Una vittoria importante in una gara intensa che conferma la bontà cura De Rossi, al quinto risultato utile consecutivo. Otto punti in quattro gare, che allontanano il grifone dalla zona salvezza con un gioco convincente e concreto.
Ci pensa Norton Cuffy, rientrato dopo la squalifica, a portare tre punti su un campo difficile come il Bluenergy Stadium di un’Udinese che sognava di avvicinarsi alla Juve. Le due squadre arrivavano da due incontri certo non brillanti che le hanno eliminate agli ottavi di Coppa Italia.. Il grifone ha saputo resistere senza particolari affanni alla reazione dei friuliani registrando un brivido proprio negli ultimi secondi, senza farsi chiudere e tentando il contropiede con Ekhator.
L’avvio dell’incontro, dopo un gol annullato a Davis per fuorigioco al 13’, vede l’inglese volante di fascia Norton Cuffy (quanto mai nel mirino del mercato) , provare di sinistro, ma la conclusione, dopo una delle sue consuete serpentine, finisce fuori.

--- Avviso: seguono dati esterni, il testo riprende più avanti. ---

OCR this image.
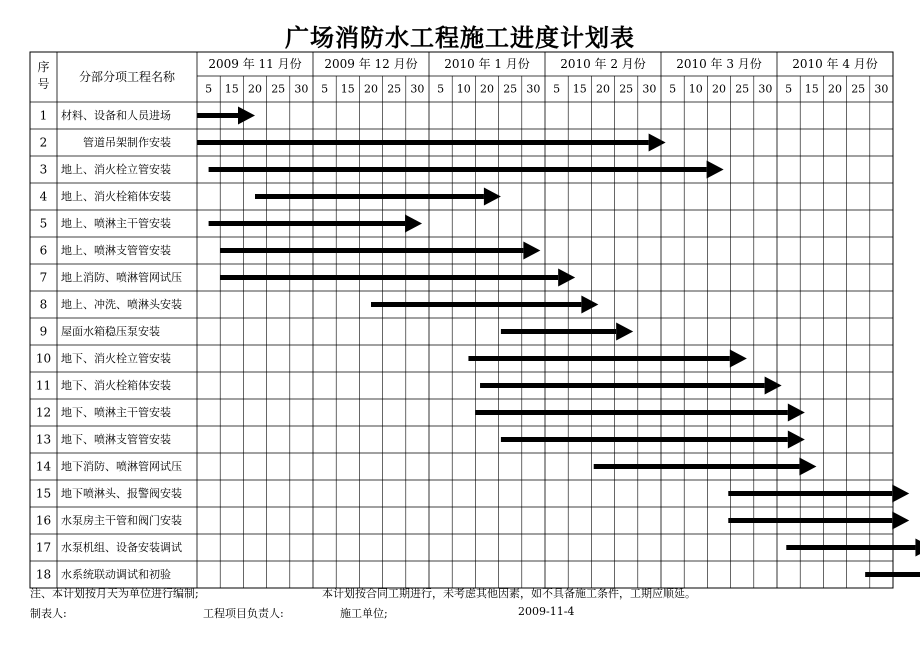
广场消防水工程施工进度计划表
序
号 分部分项工程名称
2009 年 11 月份
5 15 20 25 30
2009 年 12 月份
5 15 20 25 30
2010 年 1 月份
5 10 20 25 30
2010 年 2 月份
5 15 20 25 30
2010 年 3 月份
5 10 20 25 30
2010 年 4 月份
5 15 20 25 30
1 材料、设备和人员进场
2	管道吊架制作安装
3 地上、消火栓立管安装
4 地上、消火栓箱体安装
5 地上、喷淋主干管安装
6 地上、喷淋支管管安装
7 地上消防、喷淋管网试压
8 地上、冲洗、喷淋头安装
9 屋面水箱稳压泵安装
10 地下、消火栓立管安装
11 地下、消火栓箱体安装
12 地下、喷淋主干管安装
13 地下、喷淋支管管安装
14 地下消防、喷淋管网试压
15 地下喷淋头、报警阀安装
16 水泵房主干管和阀门安装
17 水泵机组、设备安装调试
18 水系统联动调试和初验
注、本计划按月天为单位进行编制;	本计划按合同工期进行，未考虑其他因素，如不具备施工条件，工期应顺延。
制表人:	工程项目负责人:	施工单位;	2009-11-4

Al 34’ Okoye, portiere nigeriano dell’Udinese, in uscita mette giù Colombo. L’arbitro Fabio Maresca di Napoli, non ha dubbi. E’ rigore che viene trasformato da Malinovskyi con un forte e preciso tiro di sinistro. Non si registrano particolari problemi per Leali fino alla fine del primo tempo. L’avvio della ripresa registra al 51 una doppia tentativo di Bertola che impegna Leali, vi sono anche due conclusioni di Vitinha e Masini.
Ma la pressione dell’Udinese cresce molto più di quanto visto nel primo tempo. Al 65’ un forte tiro sotto l’incrocio dei pali di Pietrowski porta al pareggio. Il grifone resiste senza particolari pericoli per Leali, anzi al 69’ è Colombo a sprecare di testa una clamorosa occasione a due passi da Okoye.

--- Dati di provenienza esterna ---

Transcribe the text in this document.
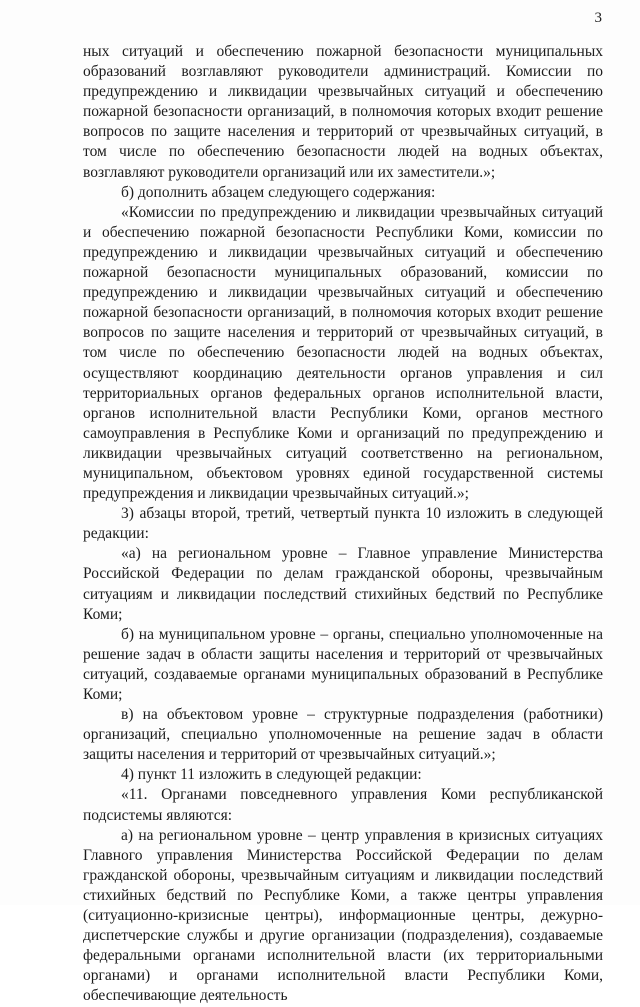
3

ных ситуаций и обеспечению пожарной безопасности муниципальных образований возглавляют руководители администраций. Комиссии по предупреждению и ликвидации чрезвычайных ситуаций и обеспечению пожарной безопасности организаций, в полномочия которых входит решение вопросов по защите населения и территорий от чрезвычайных ситуаций, в том числе по обеспечению безопасности людей на водных объектах, возглавляют руководители организаций или их заместители.»;

б) дополнить абзацем следующего содержания:

«Комиссии по предупреждению и ликвидации чрезвычайных ситуаций и обеспечению пожарной безопасности Республики Коми, комиссии по предупреждению и ликвидации чрезвычайных ситуаций и обеспечению пожарной безопасности муниципальных образований, комиссии по предупреждению и ликвидации чрезвычайных ситуаций и обеспечению пожарной безопасности организаций, в полномочия которых входит решение вопросов по защите населения и территорий от чрезвычайных ситуаций, в том числе по обеспечению безопасности людей на водных объектах, осуществляют координацию деятельности органов управления и сил территориальных органов федеральных органов исполнительной власти, органов исполнительной власти Республики Коми, органов местного самоуправления в Республике Коми и организаций по предупреждению и ликвидации чрезвычайных ситуаций соответственно на региональном, муниципальном, объектовом уровнях единой государственной системы предупреждения и ликвидации чрезвычайных ситуаций.»;

3) абзацы второй, третий, четвертый пункта 10 изложить в следующей редакции:

«а) на региональном уровне – Главное управление Министерства Российской Федерации по делам гражданской обороны, чрезвычайным ситуациям и ликвидации последствий стихийных бедствий по Республике Коми;

б) на муниципальном уровне – органы, специально уполномоченные на решение задач в области защиты населения и территорий от чрезвычайных ситуаций, создаваемые органами муниципальных образований в Республике Коми;

в) на объектовом уровне – структурные подразделения (работники) организаций, специально уполномоченные на решение задач в области защиты населения и территорий от чрезвычайных ситуаций.»;

4) пункт 11 изложить в следующей редакции:

«11. Органами повседневного управления Коми республиканской подсистемы являются:

а) на региональном уровне – центр управления в кризисных ситуациях Главного управления Министерства Российской Федерации по делам гражданской обороны, чрезвычайным ситуациям и ликвидации последствий стихийных бедствий по Республике Коми, а также центры управления (ситуационно-кризисные центры), информационные центры, дежурно-диспетчерские службы и другие организации (подразделения), создаваемые федеральными органами исполнительной власти (их территориальными органами) и органами исполнительной власти Республики Коми, обеспечивающие деятельность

Alla pressione sterile dell’Udinese risponde la concretezza e la tecnica di un Messias che al 83’, dopo una veronica mette in azione l’appena entrato Ekuban che fa arrivare la palla, con un passaggio errato, a Norton Cuffy pronto a seguire l’azione, che, davanti a Okoye, non sbaglia e segna il gol della vittoria genoana.
La forza del Genoa è quella di saper resistere senza farsi chiudere fino alla fine, tentando anche un contropiede con Ekhator. Unico brivido negli ultimissimi secondi è per un tiro di Lovric che Leali controlla. Poi è gioia che sprizza da tutti i pori per il Genoa e i tanti che lo hanno seguito anche qui a Udine. Il prossimo turno il grifone se la vedrà al Ferraris con l’Inter mentre l’Udinese ospiterà il Napoli.